Entre as fases pelas quais toda criança passa até se tornar apta a escrever, a hipótese silábica é a virada de chave, o momento “mágico” no qual uma criança afinal descobre que a escrita é a representação da fala e que os sons podem ser representados por letras e sílabas.

É, portanto, um divisor de águas que confere à criança um primeiro amadurecimento educacional.

Por que dizemos isso? Se você já teve a oportunidade de conviver com uma criança ainda não alfabetizada e pôde observar como ela se comunica, certamente percebeu o interesse dela e o esforço em se conectar, ainda que aleatoriamente, a palavras escritas.

Ao desenvolverem seus estudos sobre a psicogênese da língua escrita, Emília Ferreiro e Ana Teberosky, detectaram que as crianças criam teorias (hipóteses) ao longo do processo de alfabetização. Elas explicam que, mesmo antes de conseguir escrever de próprio punho os primeiros bilhetes para a mãe, toda criança cria hipóteses mentais sobre (o mistério de) como é se comunicar pela palavra escrita.

Não raro ela produz “garranchos” e, se a convidarmos a dizer o que “escreveu”, certamente virá com uma resposta “direta e clara” de algo que só ela mesma pode identificar. A comunicação ainda não se dá pela escrita, mas sim pela fala.

Essa ideia é essencial para perceber que a criança pensa sobre a escrita antes mesmo de ingressar na escola e, de algum modo, inicia autonomamente o seu próprio caminho rumo à alfabetização.

Quais são as fases da alfabetização?

Segundo Ferreiro e Teberosky, o começo disso tudo parte da ideia mais simples – a hipótese pré-silábica –, que é a fase dos garranchos e desenhos aleatórios: a criança ainda não consegue fazer correspondências entre o que é falado e escrito. Depois, ela avança para a hipótese silábica, para a silábico-alfabética e, então, para a alfabética.

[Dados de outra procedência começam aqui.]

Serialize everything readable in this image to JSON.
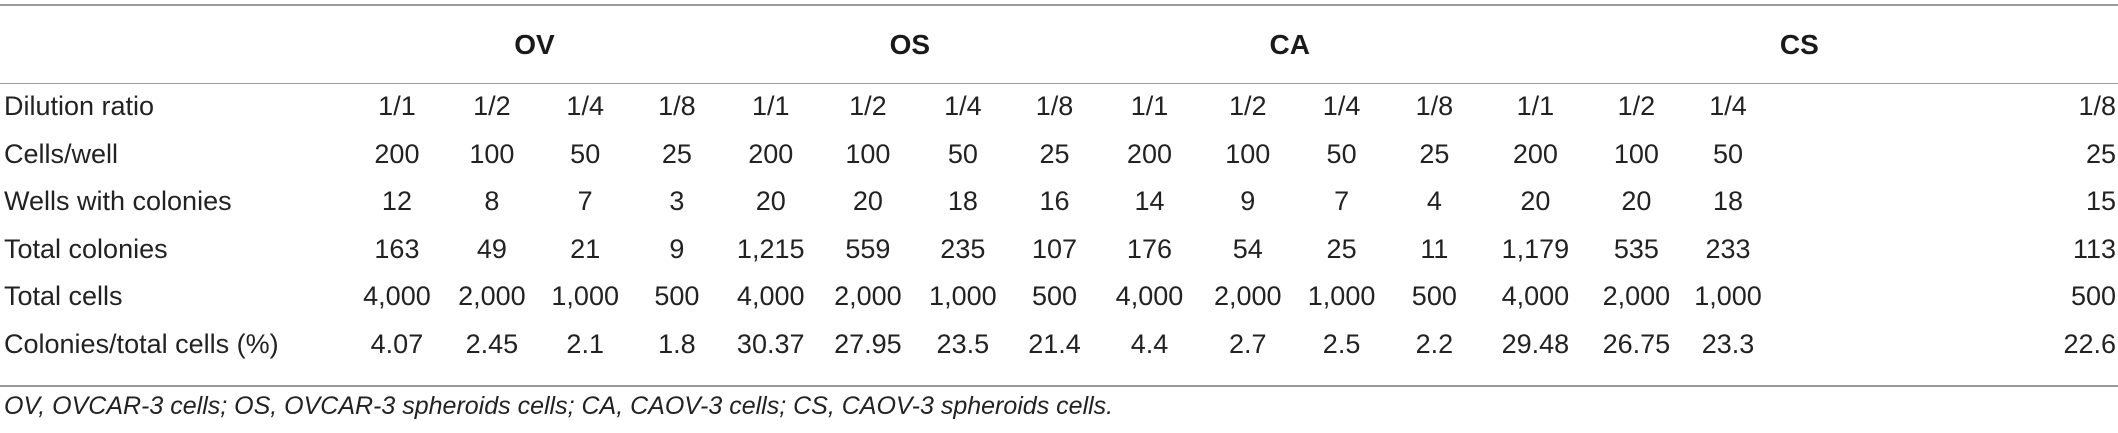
{
  "table": {
    "groups": [
      "OV",
      "OS",
      "CA",
      "CS"
    ],
    "rows": [
      {
        "label": "Dilution ratio",
        "values": [
          "1/1",
          "1/2",
          "1/4",
          "1/8",
          "1/1",
          "1/2",
          "1/4",
          "1/8",
          "1/1",
          "1/2",
          "1/4",
          "1/8",
          "1/1",
          "1/2",
          "1/4",
          "1/8"
        ]
      },
      {
        "label": "Cells/well",
        "values": [
          "200",
          "100",
          "50",
          "25",
          "200",
          "100",
          "50",
          "25",
          "200",
          "100",
          "50",
          "25",
          "200",
          "100",
          "50",
          "25"
        ]
      },
      {
        "label": "Wells with colonies",
        "values": [
          "12",
          "8",
          "7",
          "3",
          "20",
          "20",
          "18",
          "16",
          "14",
          "9",
          "7",
          "4",
          "20",
          "20",
          "18",
          "15"
        ]
      },
      {
        "label": "Total colonies",
        "values": [
          "163",
          "49",
          "21",
          "9",
          "1,215",
          "559",
          "235",
          "107",
          "176",
          "54",
          "25",
          "11",
          "1,179",
          "535",
          "233",
          "113"
        ]
      },
      {
        "label": "Total cells",
        "values": [
          "4,000",
          "2,000",
          "1,000",
          "500",
          "4,000",
          "2,000",
          "1,000",
          "500",
          "4,000",
          "2,000",
          "1,000",
          "500",
          "4,000",
          "2,000",
          "1,000",
          "500"
        ]
      },
      {
        "label": "Colonies/total cells (%)",
        "values": [
          "4.07",
          "2.45",
          "2.1",
          "1.8",
          "30.37",
          "27.95",
          "23.5",
          "21.4",
          "4.4",
          "2.7",
          "2.5",
          "2.2",
          "29.48",
          "26.75",
          "23.3",
          "22.6"
        ]
      }
    ]
  },
  "footnote": "OV, OVCAR-3 cells; OS, OVCAR-3 spheroids cells; CA, CAOV-3 cells; CS, CAOV-3 spheroids cells."
}
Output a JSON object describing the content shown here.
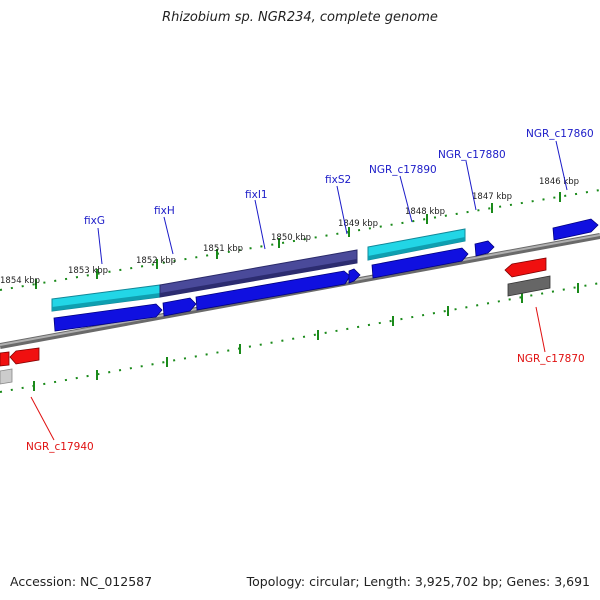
{
  "title": "Rhizobium sp. NGR234, complete genome",
  "footer": {
    "accession": "Accession: NC_012587",
    "topology": "Topology: circular; Length: 3,925,702 bp; Genes: 3,691"
  },
  "kbp_ticks": [
    "1854 kbp",
    "1853 kbp",
    "1852 kbp",
    "1851 kbp",
    "1850 kbp",
    "1849 kbp",
    "1848 kbp",
    "1847 kbp",
    "1846 kbp"
  ],
  "genes_forward": [
    "fixG",
    "fixH",
    "fixI1",
    "fixS2",
    "NGR_c17890",
    "NGR_c17880",
    "NGR_c17860"
  ],
  "genes_reverse": [
    "NGR_c17870",
    "NGR_c17940"
  ],
  "colors": {
    "gene_forward": "#1010e0",
    "gene_reverse": "#f01010",
    "cds_cyan": "#20c8d8",
    "cds_purple": "#3a3a8a",
    "pseudo_gray": "#666666",
    "tick_green": "#1a8a1a",
    "backbone": "#888888",
    "label_blue": "#1c1cc8",
    "label_red": "#e01010"
  }
}
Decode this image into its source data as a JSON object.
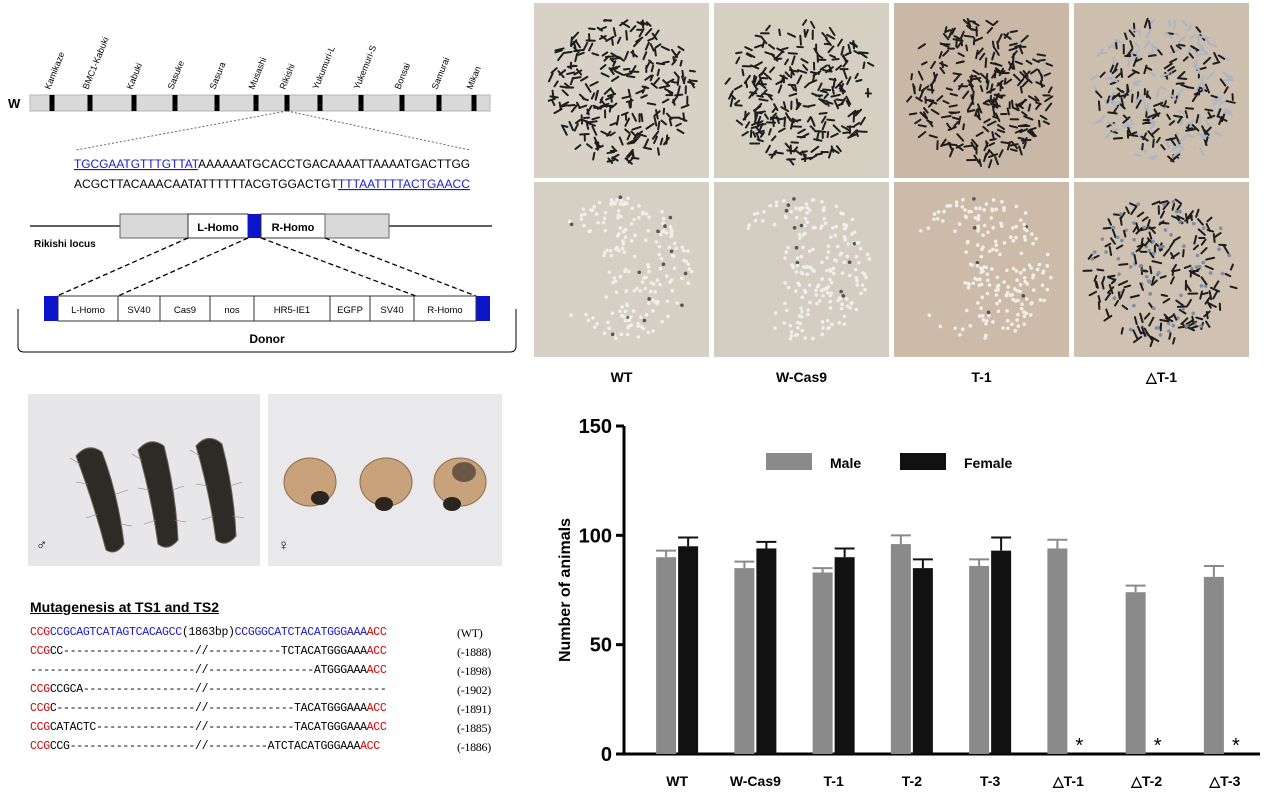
{
  "diagram": {
    "chrom_label": "W",
    "markers": [
      "Kamikaze",
      "BMC1-Kabuki",
      "Kabuki",
      "Sasuke",
      "Sasura",
      "Musashi",
      "Rikishi",
      "Yukumuri-L",
      "Yukemuri-S",
      "Bonsai",
      "Samurai",
      "Mikan"
    ],
    "seq_top_underlined": "TGCGAATGTTTGTTAT",
    "seq_top_rest": "AAAAAATGCACCTGACAAAATTAAAATGACTTGG",
    "seq_bottom_rest": "ACGCTTACAAACAATATTTTTTACGTGGACTGT",
    "seq_bottom_underlined": "TTTAATTTTACTGAACC",
    "locus_label": "Rikishi locus",
    "locus_parts": [
      "L-Homo",
      "R-Homo"
    ],
    "donor_parts": [
      "L-Homo",
      "SV40",
      "Cas9",
      "nos",
      "HR5-IE1",
      "EGFP",
      "SV40",
      "R-Homo"
    ],
    "donor_label": "Donor"
  },
  "photos": {
    "columns": [
      "WT",
      "W-Cas9",
      "T-1",
      "△T-1"
    ]
  },
  "larvae": {
    "male_symbol": "♂",
    "female_symbol": "♀"
  },
  "mutagenesis": {
    "title": "Mutagenesis at TS1 and TS2",
    "rows": [
      {
        "pre": "CCG",
        "blue1": "CCGCAGTCATAGTCACAGCC",
        "mid": "(1863bp)",
        "blue2": "CCGGGCATCTACATGGGAAA",
        "post": "ACC",
        "label": "(WT)"
      },
      {
        "pre": "CCG",
        "body": "CC--------------------//-----------TCTACATGGGAAA",
        "post": "ACC",
        "label": "(-1888)"
      },
      {
        "pre": "",
        "body": "-------------------------//----------------ATGGGAAA",
        "post": "ACC",
        "label": "(-1898)"
      },
      {
        "pre": "CCG",
        "body": "CCGCA-----------------//---------------------------",
        "post": "",
        "label": "(-1902)"
      },
      {
        "pre": "CCG",
        "body": "C---------------------//-------------TACATGGGAAA",
        "post": "ACC",
        "label": "(-1891)"
      },
      {
        "pre": "CCG",
        "body": "CATACTC---------------//-------------TACATGGGAAA",
        "post": "ACC",
        "label": "(-1885)"
      },
      {
        "pre": "CCG",
        "body": "CCG-------------------//---------ATCTACATGGGAAA",
        "post": "ACC",
        "label": "(-1886)"
      }
    ]
  },
  "chart_data": {
    "type": "bar",
    "categories": [
      "WT",
      "W-Cas9",
      "T-1",
      "T-2",
      "T-3",
      "△T-1",
      "△T-2",
      "△T-3"
    ],
    "series": [
      {
        "name": "Male",
        "color": "#8a8a8a",
        "values": [
          90,
          85,
          83,
          96,
          86,
          94,
          74,
          81
        ],
        "errors": [
          3,
          3,
          2,
          4,
          3,
          4,
          3,
          5
        ]
      },
      {
        "name": "Female",
        "color": "#111111",
        "values": [
          95,
          94,
          90,
          85,
          93,
          0,
          0,
          0
        ],
        "errors": [
          4,
          3,
          4,
          4,
          6,
          0,
          0,
          0
        ]
      }
    ],
    "ylabel": "Number  of animals",
    "ylim": [
      0,
      150
    ],
    "yticks": [
      0,
      50,
      100,
      150
    ],
    "absent_marker": "*",
    "legend_position": "top"
  }
}
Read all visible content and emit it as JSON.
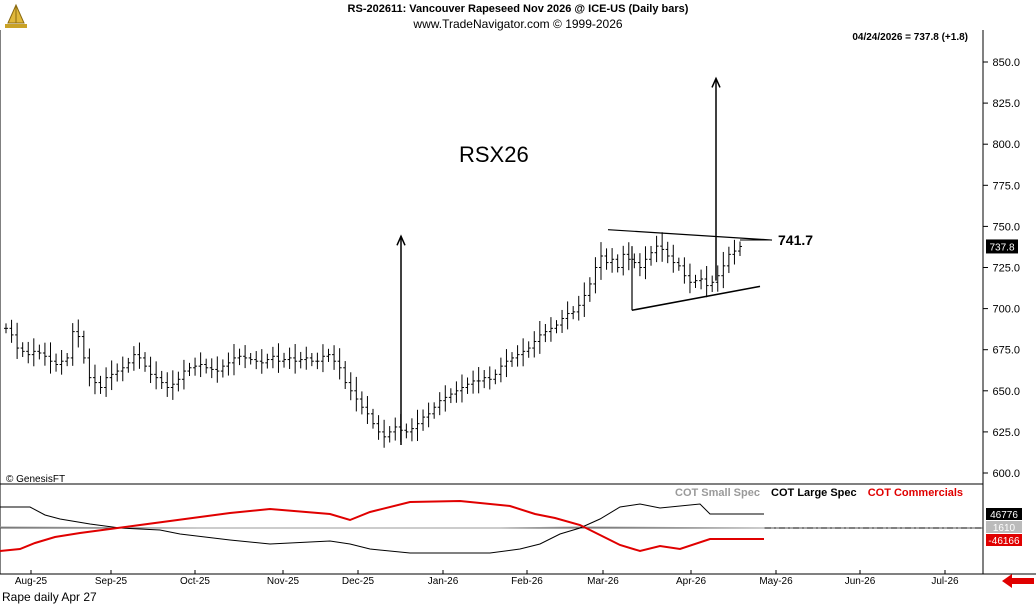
{
  "header": {
    "title": "RS-202611:  Vancouver Rapeseed Nov 2026 @ ICE-US  (Daily bars)",
    "site": "www.TradeNavigator.com © 1999-2026",
    "last_info": "04/24/2026 = 737.8 (+1.8)"
  },
  "copyright": "© GenesisFT",
  "footer": "Rape daily Apr 27",
  "annotations": {
    "symbol": "RSX26",
    "level": "741.7"
  },
  "colors": {
    "small_spec": "#9a9a9a",
    "large_spec": "#000000",
    "commercials": "#e00000",
    "background": "#ffffff",
    "back_arrow": "#e00000"
  },
  "icons": [
    "trade-navigator-logo-icon",
    "back-arrow-icon"
  ],
  "chart_data": [
    {
      "type": "ohlc",
      "y_ticks": [
        "850.0",
        "825.0",
        "800.0",
        "775.0",
        "750.0",
        "725.0",
        "700.0",
        "675.0",
        "650.0",
        "625.0",
        "600.0"
      ],
      "ylim": [
        595,
        862
      ],
      "x_ticks": [
        "Aug-25",
        "Sep-25",
        "Oct-25",
        "Nov-25",
        "Dec-25",
        "Jan-26",
        "Feb-26",
        "Mar-26",
        "Apr-26",
        "May-26",
        "Jun-26",
        "Jul-26"
      ],
      "last_price_label": "737.8",
      "closes": [
        688,
        684,
        676,
        674,
        672,
        674,
        673,
        671,
        668,
        666,
        668,
        670,
        686,
        683,
        670,
        658,
        655,
        652,
        658,
        660,
        662,
        664,
        667,
        672,
        670,
        665,
        660,
        658,
        655,
        652,
        654,
        657,
        662,
        664,
        665,
        666,
        664,
        663,
        662,
        665,
        667,
        670,
        671,
        670,
        669,
        668,
        667,
        669,
        671,
        668,
        669,
        670,
        668,
        669,
        670,
        668,
        668,
        671,
        672,
        668,
        664,
        655,
        650,
        645,
        640,
        636,
        630,
        625,
        622,
        625,
        628,
        626,
        625,
        627,
        630,
        634,
        636,
        640,
        644,
        646,
        648,
        650,
        652,
        654,
        656,
        656,
        658,
        657,
        660,
        665,
        668,
        670,
        672,
        674,
        676,
        680,
        684,
        686,
        688,
        690,
        694,
        697,
        698,
        702,
        708,
        715,
        725,
        732,
        728,
        730,
        725,
        733,
        730,
        728,
        725,
        730,
        734,
        738,
        736,
        732,
        728,
        726,
        720,
        716,
        717,
        718,
        714,
        716,
        720,
        726,
        733,
        735,
        737.8
      ],
      "flag_lines": [
        {
          "from": [
            "Mar-26 start",
            748
          ],
          "to": [
            "May-26 start",
            741.7
          ]
        },
        {
          "from": [
            "Mar-26 start",
            699
          ],
          "to": [
            "May-26 start",
            713.5
          ]
        }
      ],
      "projection_arrows": [
        {
          "at": "Dec-25 late",
          "from": 617,
          "to": 744
        },
        {
          "at": "Apr-26 mid",
          "from": 717,
          "to": 840
        }
      ]
    },
    {
      "type": "line",
      "title": "COT",
      "series": [
        {
          "name": "COT Small Spec",
          "last_label": "1610"
        },
        {
          "name": "COT Large Spec",
          "last_label": "46776"
        },
        {
          "name": "COT Commercials",
          "last_label": "-46166"
        }
      ]
    }
  ]
}
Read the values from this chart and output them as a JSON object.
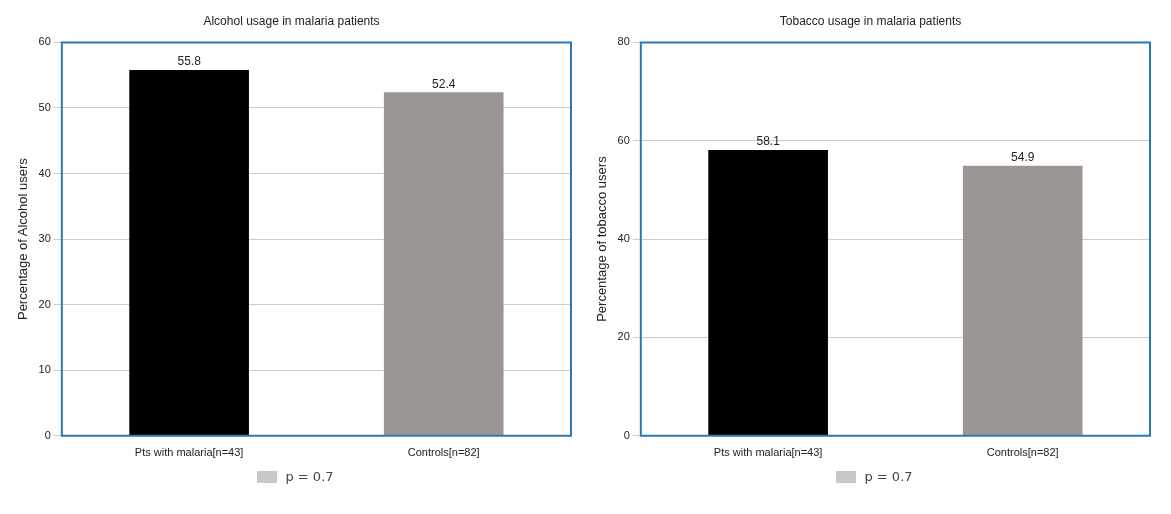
{
  "chart_data": [
    {
      "type": "bar",
      "title": "Alcohol usage in malaria patients",
      "ylabel": "Percentage of Alcohol users",
      "categories": [
        "Pts with malaria[n=43]",
        "Controls[n=82]"
      ],
      "values": [
        55.8,
        52.4
      ],
      "colors": [
        "#000000",
        "#9a9492"
      ],
      "ylim": [
        0,
        60
      ],
      "yticks": [
        0,
        10,
        20,
        30,
        40,
        50,
        60
      ],
      "grid": "y",
      "data_labels": true,
      "annotations": [
        "p = 0.7"
      ]
    },
    {
      "type": "bar",
      "title": "Tobacco usage in malaria patients",
      "ylabel": "Percentage of tobacco users",
      "categories": [
        "Pts with malaria[n=43]",
        "Controls[n=82]"
      ],
      "values": [
        58.1,
        54.9
      ],
      "colors": [
        "#000000",
        "#9a9492"
      ],
      "ylim": [
        0,
        80
      ],
      "yticks": [
        0,
        20,
        40,
        60,
        80
      ],
      "grid": "y",
      "data_labels": true,
      "annotations": [
        "p = 0.7"
      ]
    }
  ]
}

A hipótese silábico-alfabética corresponde mais à transição entre as hipóteses silábica e alfabética, que é quando a escrita representa cada fonema com uma letra e, enfim, a criança entende a lógica do funcionamento do sistema de escrita.

O que acontece na hipótese silábica?

Na hipótese silábica, a criança abandona os grafismos e passa a entender que há uma relação termo a termo entre sons e escrita. Ela começa a atribuir uma grafia a cada parte falada (a sílaba oral) e a fazer relações entre a quantidade de sílabas de uma palavra e os sons emitidos na fala, embora muitas vezes as letras escolhidas não sejam aquelas que correspondem exatamente aos sons emitidos – a isso se dá o nome de hipótese silábica sem valor sonoro.

Para a educadora Janaina Spolidorio, essa criança, embora consiga perceber que a escrita é a representação da fala e atribuir uma letra por sílaba, mantém um pé na hipótese anterior, por não perceber ainda que a cada letra se atribui um valor sonoro convencional.

É, portanto, como se essa criança em hipótese silábica sem valor sonoro estivesse presa no meio da transição entre o pré-silábico e o silábico. Ela até percebe que a palavra COMIDA tem três sílabas, mas vai escrever, por exemplo, BEJ, atribuindo para cada sílaba uma letra que não tem qualquer relação com o som original.

Nessa etapa, é de se esperar que a criança busque essa correspondência, ou seja, que atribua valor sonoro às letras, mesmo que o mais comum, nesse momento, seja vê-la identificar cada emissão sonora (sílaba) com apenas uma letra. É o que explica ela grafar algo como OMA, ou CIA, se a intenção é escrever COMIDA, ou seja, a criança deve procurar usar letras que lhe sejam familiares para corresponder a cada som (sílaba).

Há também crianças com dificuldade de avançar para a próxima “casinha”. Segundo Janaina Spolidorio, não é incomum ter aquelas que se sintam satisfeitas com o que conquistaram na hipótese silábica e acabam estacionando em sua evolução. Para estas, o importante é ajudá-las a ampliar o vocabulário por meio de exercícios de consciência fonológica, assunto que já vimos por aqui.